I was so into this essay at this point. But I was rather aback by this sentence: "Today, we have over 4.1 million veterans who have served our nation in war since September 11, 2001."

For the greatest thing art can do is make people realize that those who are convinced or pressured (or forced) to go into war are almost always NOT serving our nation, but certain special interests (such as the Generals and other executives who get promoted much more readily in wars than in peace, and the weapons and equpiment manufactures who make tremendous profits off of wars).

And we should boycott works of "art" (usually movies) that lie about war... even if the creation of those movies involved beloved actors or writers.
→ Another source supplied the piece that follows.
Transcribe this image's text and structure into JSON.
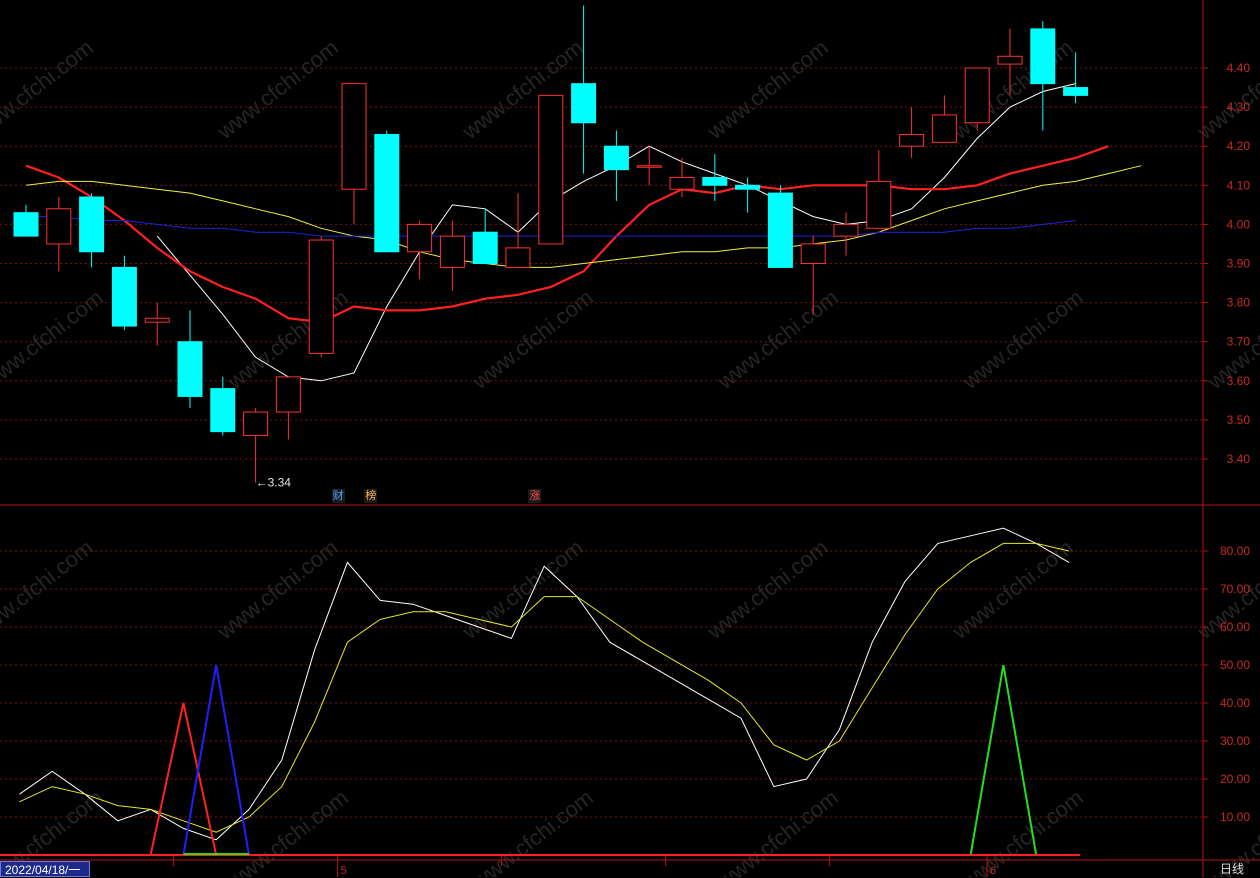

For instance, I refused to see "World Trade Center" (despite it featuring llocal hero Michael Shannon) because it reinforces the oft-repeated (by Bush) lie that Iraq was behind the 9/11 attacks, when it was actually mostly people from Saudi Arabia (including Bin Laden) who were trained in Afghanistan. Iraq had nothing to do with it... the reason that Bush declared war on Iraq was because supposedly (according to Bush and his fellow liars) Saddam Hussein had weapons of mass destruction, which he didn't, making pointless and tragic all those Americans who were killed or disabled (including mentally) in the Iraq war. (Especially since things in Iraq and surrounding areas are actually worse now than they were when Hussein was in charge.)

(P.S. For those who don't know, the 9/11 attacks were motivated not by the reason the politicians and media always tell us ("they can't stand our freedoms!"), but in response to the US putting a military base on what Bin Laden (and many others) considered holy ground in Saudi Arabia. Alas, even after Bin Laden made it clear he was serious (that the US better close the base) via the first attack on the world trade center in the 90's (a ground-level truck-bomb that only did a minor amount of damage), Clinton (and then Bush) decided it was worth the risk to keep the base... resulting in all the misery of 9/11, and all the misery that has happened as a result since.)

The Beairng Public Sculpture Project in Washington State focuses also on the process of going through wars and its aftermaths. This is going to be a public sculpture for gathering for veterans, refugees and their families, and also to encourage dialogue on the issue in our community.